CHAPTER 34

480 56 25
                                    

GRANDWICH VILLAGE

KEDIAMAN KRITTIN SELSMIRE

Dingin angin malam dan air yang seolah menikam kulit hingga merasakan perih di seluruh tubuh kini tiba-tiba berubah hangat. Tubuh yang bergetar oleh rasa sesak dan sakit berangsur pulih ketika sesuatu yang sangat nyaman melindungi tubuh rapuhnya. Sebuah sayap lebar berwarnah putih, lembut membungkus tubuhnya penuh kehangatan.

"Ibu akan selalu melindungimu," bisik seseorang, sedang kedua mata Pavel masih tertutup rapat. Namun, tersenyum penuh bahagia.

"Ini hangat, aku menyukainya, Ibu. Bisakah Ibu terus memelukku?"

"Tentu saja, Sayang. Ibu akan terus memelukmu hingga pagi."

Pavel membuka mata dengan perlahan, berharap bisa melihat wajah ibunya kali ini. Namun, satu lengan kokoh dengan sebuah bekas luka yang terlihat oleh matanya, lengan kokoh yang kini melingkar erat dipinggangnya, hingga di detik kemudian saat ia bisa meresakan sebuah napas hangat dan teratur di ceruk lehernya.

Ini sungguh nyaman sekaligus membuatnya gelisah dan ketakutan. Sebab ia sudah bisa menebak siapa sosok yang kini tengah memeluknya erat di dalam sebuah kamar yang nampak tak asing baginya. Ia sempat berpikir jika saat ini ia sudah berada di dunia lain, sebab merasa sangat nyaman dan hangat.

Sekarang kau memelukku dengan erat, usai menyakitiku. Apa yang sudah kau lakukan dengan hatiku hingga tak sanggup membencimu.

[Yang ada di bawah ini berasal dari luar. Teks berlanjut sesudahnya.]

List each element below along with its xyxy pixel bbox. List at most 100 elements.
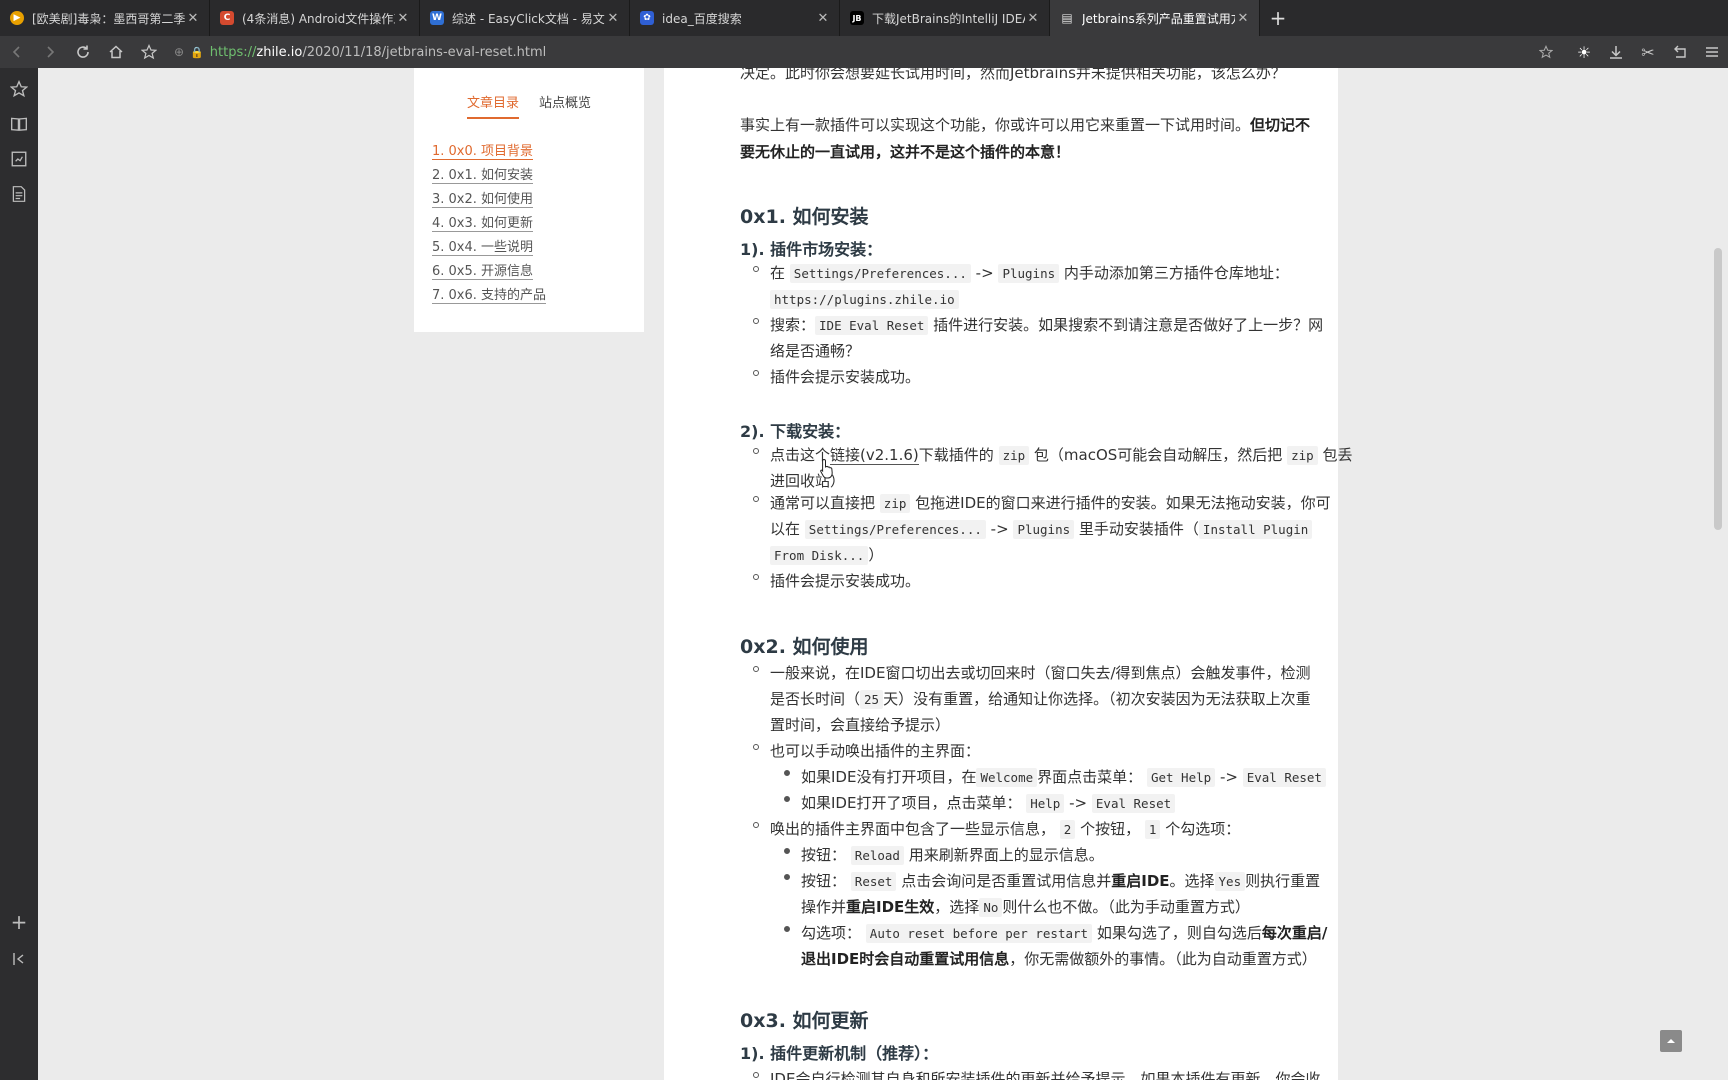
toc-panel: 文章目录 站点概览 1. 0x0. 项目背景 2. 0x1. 如何安装 3. 0… xyxy=(414,68,644,332)
bullet-icon xyxy=(753,448,759,454)
toc-item[interactable]: 3. 0x2. 如何使用 xyxy=(432,188,546,212)
toc-item[interactable]: 7. 0x6. 支持的产品 xyxy=(432,284,547,308)
list-item: 搜索： IDE Eval Reset 插件进行安装。如果搜索不到请注意是否做好了上… xyxy=(770,316,1324,335)
night-mode-icon[interactable]: ☀ xyxy=(1568,36,1600,68)
close-icon[interactable]: ✕ xyxy=(185,11,201,26)
sub-list-item: 如果IDE打开了项目，点击菜单： Help -> Eval Reset xyxy=(801,790,1176,817)
sub-list-item: 如果IDE没有打开项目，在 Welcome 界面点击菜单： Get Help -> … xyxy=(801,764,1326,791)
close-icon[interactable]: ✕ xyxy=(815,11,831,26)
url-host: zhile.io xyxy=(256,44,303,60)
close-icon[interactable]: ✕ xyxy=(395,11,411,26)
menu-icon[interactable] xyxy=(1696,36,1728,68)
list-item-cont: From Disk...） xyxy=(770,542,883,569)
sub-bullet-icon xyxy=(784,926,790,932)
url-path: /2020/11/18/jetbrains-eval-reset.html xyxy=(302,44,547,60)
toc-item[interactable]: 2. 0x1. 如何安装 xyxy=(432,164,546,188)
favorites-star-icon[interactable] xyxy=(8,78,30,100)
tab-title: 综述 - EasyClick文档 - 易文档 xyxy=(452,11,605,26)
sub-list-item: 勾选项： Auto reset before per restart 如果勾选了… xyxy=(801,924,1328,943)
toc-item[interactable]: 4. 0x3. 如何更新 xyxy=(432,212,546,236)
sub-list-item: 按钮： Reload 用来刷新界面上的显示信息。 xyxy=(801,846,1104,865)
bullet-icon xyxy=(753,318,759,324)
list-item: 插件会提示安装成功。 xyxy=(770,368,921,386)
list-item-cont: 以在 Settings/Preferences... -> Plugins 里手… xyxy=(770,516,1313,543)
tab-0[interactable]: ▶ [欧美剧]毒枭：墨西哥第二季 ✕ xyxy=(0,0,210,36)
toc-tab-contents[interactable]: 文章目录 xyxy=(466,92,519,119)
sub-list-item-cont: 退出IDE时会自动重置试用信息，你无需做额外的事情。（此为自动重置方式） xyxy=(801,950,1317,968)
toc-item[interactable]: 1. 0x0. 项目背景 xyxy=(432,140,546,164)
lock-icon: 🔒 xyxy=(190,45,204,59)
download-link[interactable]: 链接(v2.1.6) xyxy=(830,446,919,465)
download-icon[interactable] xyxy=(1600,36,1632,68)
undo-icon[interactable] xyxy=(1664,36,1696,68)
list-item: 在 Settings/Preferences... -> Plugins 内手动… xyxy=(770,264,1289,283)
shield-icon[interactable]: ⊕ xyxy=(174,45,184,59)
video-favicon-icon: ▶ xyxy=(10,11,24,25)
heading-install: 0x1. 如何安装 xyxy=(740,206,869,228)
hand-cursor-icon xyxy=(820,458,833,479)
scrollbar-thumb[interactable] xyxy=(1714,248,1722,530)
bullet-icon xyxy=(753,822,759,828)
reload-icon[interactable] xyxy=(66,36,99,68)
star-icon[interactable] xyxy=(132,36,165,68)
screenshot-icon[interactable] xyxy=(8,148,30,170)
subheading-market: 1). 插件市场安装： xyxy=(740,240,883,259)
toc-list: 1. 0x0. 项目背景 2. 0x1. 如何安装 3. 0x2. 如何使用 4… xyxy=(432,140,547,308)
heading-usage: 0x2. 如何使用 xyxy=(740,636,869,658)
doc-favicon-icon: W xyxy=(430,11,444,25)
address-bar[interactable]: ⊕ 🔒 https://zhile.io/2020/11/18/jetbrain… xyxy=(174,40,1524,64)
notes-icon[interactable] xyxy=(8,183,30,205)
list-item: IDE会自行检测其自身和所安装插件的更新并给予提示。如果本插件有更新，你会收 xyxy=(770,1070,1321,1080)
bullet-icon xyxy=(753,1072,759,1078)
list-item: 点击这个链接(v2.1.6)下载插件的 zip 包（macOS可能会自动解压，然… xyxy=(770,446,1353,465)
list-item: 通常可以直接把 zip 包拖进IDE的窗口来进行插件的安装。如果无法拖动安装，你… xyxy=(770,494,1331,513)
bullet-icon xyxy=(753,370,759,376)
tab-title: idea_百度搜索 xyxy=(662,11,742,26)
paragraph-bold-line: 要无休止的一直试用，这并不是这个插件的本意！ xyxy=(740,143,1071,161)
sub-bullet-icon xyxy=(784,796,790,802)
toc-item[interactable]: 5. 0x4. 一些说明 xyxy=(432,236,546,260)
tab-title: (4条消息) Android文件操作工 xyxy=(242,11,395,26)
toolbar-right: ☀ ✂ xyxy=(1530,36,1728,68)
toc-item[interactable]: 6. 0x5. 开源信息 xyxy=(432,260,546,284)
bookmark-star-icon[interactable] xyxy=(1530,36,1562,68)
close-icon[interactable]: ✕ xyxy=(1235,11,1251,26)
subheading-download: 2). 下载安装： xyxy=(740,422,851,441)
tab-strip: ▶ [欧美剧]毒枭：墨西哥第二季 ✕ C (4条消息) Android文件操作工… xyxy=(0,0,1728,36)
bullet-icon xyxy=(753,266,759,272)
heading-update: 0x3. 如何更新 xyxy=(740,1010,869,1032)
home-icon[interactable] xyxy=(99,36,132,68)
list-item-cont: 是否长时间（ 25 天）没有重置，给通知让你选择。（初次安装因为无法获取上次重 xyxy=(770,690,1311,709)
arrow-left-icon[interactable] xyxy=(0,36,33,68)
page-favicon-icon: ▤ xyxy=(1061,11,1073,25)
sub-list-item-cont: 操作并重启IDE生效，选择 No 则什么也不做。（此为手动重置方式） xyxy=(801,898,1250,917)
list-item: 一般来说，在IDE窗口切出去或切回来时（窗口失去/得到焦点）会触发事件，检测 xyxy=(770,664,1311,682)
tab-1[interactable]: C (4条消息) Android文件操作工 ✕ xyxy=(210,0,420,36)
browser-sidebar: + xyxy=(0,68,38,1080)
collapse-sidebar-icon[interactable] xyxy=(8,948,30,970)
csdn-favicon-icon: C xyxy=(220,11,234,25)
tab-5-active[interactable]: ▤ Jetbrains系列产品重置试用方 ✕ xyxy=(1050,0,1260,36)
tab-3[interactable]: ✿ idea_百度搜索 ✕ xyxy=(630,0,840,36)
toc-tabs: 文章目录 站点概览 xyxy=(414,92,644,119)
reading-book-icon[interactable] xyxy=(8,113,30,135)
tab-title: Jetbrains系列产品重置试用方 xyxy=(1082,11,1235,26)
sub-bullet-icon xyxy=(784,770,790,776)
arrow-right-icon[interactable] xyxy=(33,36,66,68)
jetbrains-favicon-icon: JB xyxy=(850,11,864,25)
add-panel-icon[interactable]: + xyxy=(8,910,30,934)
list-item-cont: 置时间，会直接给予提示） xyxy=(770,716,951,734)
paragraph-line: 事实上有一款插件可以实现这个功能，你或许可以用它来重置一下试用时间。但切记不 xyxy=(740,116,1311,134)
toc-tab-overview[interactable]: 站点概览 xyxy=(539,92,591,119)
tab-4[interactable]: JB 下载JetBrains的IntelliJ IDEA ✕ xyxy=(840,0,1050,36)
tab-2[interactable]: W 综述 - EasyClick文档 - 易文档 ✕ xyxy=(420,0,630,36)
list-item: 也可以手动唤出插件的主界面： xyxy=(770,742,981,760)
bullet-icon xyxy=(753,744,759,750)
scissors-icon[interactable]: ✂ xyxy=(1632,36,1664,68)
list-item-cont: https://plugins.zhile.io xyxy=(770,286,959,313)
close-icon[interactable]: ✕ xyxy=(1025,11,1041,26)
sub-bullet-icon xyxy=(784,848,790,854)
back-to-top-button[interactable] xyxy=(1660,1030,1682,1052)
close-icon[interactable]: ✕ xyxy=(605,11,621,26)
new-tab-button[interactable]: + xyxy=(1260,0,1296,36)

Pavel kembali memejam dengan kuat, semua rasa sakit hilang sekejap ketika pria itu semakin erat memeluknya. Hingga beberapa menit berlalu, ia kembali merasakan pergerakan dari pria itu, yang dengan perlahan menarik tubuhnya hingga ia bisa mendengar detak jantung pria yang kini berdetak cukup kencang di pendengarannya.

Dan bagai terhipnotis, Pavel ikut membalikkan tubuh, hingga wajahnya kini menempel di dada bidang Tin yang polos tak berbusana, ia juga bisa merasakan ketika pria itu mengusap punggungnya lembut, mengecup dahinya, sebelum beranjak dari tempat tidurnya, usai menyelimuti tubuhnya.

Hingga Pavel berpikir, sebaiknya tak membuka mata dan melihat sosok yang kini tengah menatapnya, di bandingkan mereka yang harus kembali berdebat ketika mulai berbicara satu sama lain, meskipun hanya saling menyapa.

"Tuan muda," sapa Max yang membuat kedua mata Pavel semakin terpejam kuat.

"Ada apa?"

"Nona Shanaye. Dia sedang menunggumu sekarang."

"Shanaye?"

"Ya, kalian akan sarapan bersama," angguk Max.

Pandangannya langsung tertuju ke arah Pavel yang masih tak bergerak di dalam selimut tebalnya, seolah sedang tertidur pulas. Sedang yang terjadi saat ini, napasnya kembali sesak oleh perasaan cemburu ketika mendengar nama 'Shanaye' yang sekarang sudah menunggu Tin untuk sarapan bersama.

"Baiklah," ucap Tin yang ikut memalingkan pandangan ke arah Pavel.

"Tuan Pavel. Apa dia baik-baik saja?" tanya Max.

Ia tak bisa menyembunyikan kekhawatiran, usai mendengar perdebatan di antara mereka semalam, hingga berakhir Tin yang terlihat menggendong tubuh Pavel dalam keadaan basah kuyup dengan sudut bibir berdarah dan leher yang tampak memar menuju ke dalam kamarnya.

"Ya," angguk Tin tak memalingkan pandangan.

"Lalu bagaimana dengan lukamu?"

"Aku masih merasakan perih di sini, tapi aku baik-baik saja."

"Seharusnya kau beristirhat dengan cukup."

"Aku sudah tidur dengan sangat nyenyak malam ini, Max. Aku rasa itu cukup."